Jurors declined to comment after their verdicts were read.

Afterward, an upset Cleven said that Zumberge had previously threatened to kill them and that she took all of the legal steps possible to protect herself and Stevens. She expressed frustration with the legal system and law enforcement.

Stevens died, Cleven said, despite a restraining order she filed against Zumberge in 2013, multiple calls to police and having security cameras installed on Stevens' house in the 2500 block of Knollwood Drive.

"All I can tell you is there's more than Neal Zumberge that I blame for this," she said. "I believe it could have been prevented. … You're not putting up cameras, you're not doing restraining orders, you're not calling the cops over and over for fun.

"Justice was served for Todd today, but we shouldn't be here today."

Cleven urged authorities to take reports of harassment more seriously.

Police officers testified that the strife between the two households sometimes involved incidents authorities believed were unfounded or not prosecutable.

Stevens' cousin, Kim Higgins, said that Zumberge's eldest son was aware of his father's growing anger and that he should have intervened.

"It could have been stopped," Higgins said.

'Coldblooded murder'

In closing arguments, Zumberge's actions were described by the prosecution as "coldblooded murder" worthy of life imprisonment and by the defense as the "mistake" of a protective husband deserving of a full acquittal.

Assistant Ramsey County Attorney Anna Christie urged jurors not to spare Zumberge, whom she said retaliated because he was frustrated with Stevens' habit of feeding deer.

To drive home the callousness of his actions, she repeatedly invoked a phrase Zumberge said to investigators in an interview hours after his arrest: "They should give me a medal for this."

Zumberge reached a breaking point last year, Christie said, when Cleven called police on the Zumberges' younger son, Jacob, who was wanted for prior threats he made toward Stevens and Cleven.

"He saw his opportunity that day," she said. "This is a man who hated his neighbors."

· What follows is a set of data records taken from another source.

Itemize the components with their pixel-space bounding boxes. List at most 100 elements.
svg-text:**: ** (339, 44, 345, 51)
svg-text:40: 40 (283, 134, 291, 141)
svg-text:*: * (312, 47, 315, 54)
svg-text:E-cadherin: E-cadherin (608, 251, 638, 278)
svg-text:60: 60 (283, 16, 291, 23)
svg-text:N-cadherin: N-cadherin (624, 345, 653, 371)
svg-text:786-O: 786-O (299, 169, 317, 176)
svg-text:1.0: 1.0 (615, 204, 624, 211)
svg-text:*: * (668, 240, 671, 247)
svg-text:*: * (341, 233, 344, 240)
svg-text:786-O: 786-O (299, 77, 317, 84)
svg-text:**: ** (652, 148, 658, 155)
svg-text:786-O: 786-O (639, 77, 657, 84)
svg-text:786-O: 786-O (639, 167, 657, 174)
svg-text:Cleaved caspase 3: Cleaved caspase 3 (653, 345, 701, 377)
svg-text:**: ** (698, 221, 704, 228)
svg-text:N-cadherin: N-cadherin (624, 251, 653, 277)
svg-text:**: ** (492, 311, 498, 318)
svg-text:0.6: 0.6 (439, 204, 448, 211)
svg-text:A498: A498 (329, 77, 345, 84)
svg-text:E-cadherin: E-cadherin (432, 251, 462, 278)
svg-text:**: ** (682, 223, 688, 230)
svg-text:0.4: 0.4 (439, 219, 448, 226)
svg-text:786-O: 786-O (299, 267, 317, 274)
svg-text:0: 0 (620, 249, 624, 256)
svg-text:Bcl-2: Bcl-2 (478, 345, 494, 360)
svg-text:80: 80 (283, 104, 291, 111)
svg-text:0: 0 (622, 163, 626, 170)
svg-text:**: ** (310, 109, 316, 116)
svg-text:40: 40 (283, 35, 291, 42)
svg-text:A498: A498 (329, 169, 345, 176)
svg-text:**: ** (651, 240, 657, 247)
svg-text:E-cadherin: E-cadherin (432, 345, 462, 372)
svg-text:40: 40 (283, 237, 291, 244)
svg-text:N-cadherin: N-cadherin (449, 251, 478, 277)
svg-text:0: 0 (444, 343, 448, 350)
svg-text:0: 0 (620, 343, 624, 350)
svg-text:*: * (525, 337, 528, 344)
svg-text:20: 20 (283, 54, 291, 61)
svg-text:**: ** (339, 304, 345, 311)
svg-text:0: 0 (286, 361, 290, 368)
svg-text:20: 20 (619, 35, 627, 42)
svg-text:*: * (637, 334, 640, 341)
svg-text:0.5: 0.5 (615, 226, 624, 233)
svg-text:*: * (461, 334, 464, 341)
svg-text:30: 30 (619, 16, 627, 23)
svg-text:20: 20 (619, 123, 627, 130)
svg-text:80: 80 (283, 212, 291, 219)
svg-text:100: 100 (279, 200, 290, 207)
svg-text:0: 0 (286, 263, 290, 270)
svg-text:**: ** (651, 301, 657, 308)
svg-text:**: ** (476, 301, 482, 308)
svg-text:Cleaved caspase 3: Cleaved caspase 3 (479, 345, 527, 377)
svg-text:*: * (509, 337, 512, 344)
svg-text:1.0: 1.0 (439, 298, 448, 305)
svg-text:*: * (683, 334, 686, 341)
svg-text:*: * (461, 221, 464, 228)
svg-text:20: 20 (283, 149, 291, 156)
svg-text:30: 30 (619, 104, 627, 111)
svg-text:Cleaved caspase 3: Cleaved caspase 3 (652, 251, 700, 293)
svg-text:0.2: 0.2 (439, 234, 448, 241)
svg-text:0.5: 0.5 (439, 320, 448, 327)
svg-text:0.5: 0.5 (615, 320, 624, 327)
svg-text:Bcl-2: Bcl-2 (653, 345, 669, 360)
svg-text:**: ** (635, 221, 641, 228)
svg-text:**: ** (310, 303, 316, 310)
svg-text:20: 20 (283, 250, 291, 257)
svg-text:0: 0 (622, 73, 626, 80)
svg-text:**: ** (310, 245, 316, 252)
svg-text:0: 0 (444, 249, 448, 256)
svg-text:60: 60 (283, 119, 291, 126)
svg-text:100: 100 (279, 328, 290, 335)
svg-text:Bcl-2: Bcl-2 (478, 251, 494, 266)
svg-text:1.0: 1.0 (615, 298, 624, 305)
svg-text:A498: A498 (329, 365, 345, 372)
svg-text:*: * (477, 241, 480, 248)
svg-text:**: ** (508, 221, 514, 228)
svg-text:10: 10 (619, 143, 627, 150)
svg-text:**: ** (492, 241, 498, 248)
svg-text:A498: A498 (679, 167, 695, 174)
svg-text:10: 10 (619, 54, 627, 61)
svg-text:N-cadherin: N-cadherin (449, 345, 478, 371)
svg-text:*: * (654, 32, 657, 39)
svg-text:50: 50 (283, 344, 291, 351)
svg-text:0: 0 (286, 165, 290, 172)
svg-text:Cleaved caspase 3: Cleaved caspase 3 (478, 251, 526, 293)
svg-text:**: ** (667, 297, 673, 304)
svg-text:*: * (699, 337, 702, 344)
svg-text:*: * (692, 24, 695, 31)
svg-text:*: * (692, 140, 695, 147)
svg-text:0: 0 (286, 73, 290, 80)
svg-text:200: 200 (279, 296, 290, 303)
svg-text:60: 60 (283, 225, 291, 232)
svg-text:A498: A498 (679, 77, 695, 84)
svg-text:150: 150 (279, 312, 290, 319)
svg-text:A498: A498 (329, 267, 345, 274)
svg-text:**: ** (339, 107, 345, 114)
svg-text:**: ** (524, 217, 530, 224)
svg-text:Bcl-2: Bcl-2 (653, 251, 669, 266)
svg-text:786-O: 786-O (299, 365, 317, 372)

When Cleven returned home, Paula Zumberge went outside to confront her. Neal Zumberge grabbed a loaded semiautomatic shotgun from under the living-room couch, descended the basement stairs and climbed out of an egress window.

Zumberge hid behind the side of his house and peeked around the corner five times before stepping into the open and shooting Stevens and Cleven across the street, spraying them with 32 pellets, eight of them removed from Stevens' body.

"In his mind, there was only one way this was going to end," Christie said.

Made a mistake

Zumberge's attorney, William Orth, told jurors that his client made a mistake. Zumberge thought Stevens was reaching for a gun to harm Paula Zumberge, so he fired, Orth said.

Evidence at trial showed that Stevens was unarmed that night, that a cellphone was recovered from the scene and that a black cellphone case was clipped to Stevens' waist.

Orth pulled a comb out of his pocket to demonstrate how quickly an object could be drawn from a person's side.

"That black carrying case could handle a weapon," he said. "It could also handle a cellphone."

Orth urged jurors to consider Zumberge's mind-set that night, and how it was affected by years of living across the street from Stevens, whom Orth characterized as a "bully" and a drunk.

Christie told jurors that other neighbors' testimony about Stevens' behavior largely did not corroborate claims made by the Zumberge family.

Zumberge, his wife, one of their sons and their daughter testified that Stevens drank regularly to the point of intoxication and that he harassed the family. Some of them testified that they saw Stevens in his yard with a handgun several times.

Cleven said after the verdicts were read that other neighbors did not have issues with Stevens.

"Not everybody's perfect, but you're allowed to have a beer in your yard," she said.

Zumberge's claim of self-defense was a lie, Cleven added.

Zumberge testified that he fired at Stevens after he read Stevens' lips and body language and that he saw Stevens voice a threat to harm Paula Zumberge.

Christie attacked that in her closing arguments, noting that Zumberge was about 145 feet — nearly half the length of a football field — from Stevens at the time.

"This was not self-defense," she said. "This was coldblooded murder."

Zumberge is scheduled to be sentenced on Oct. 14.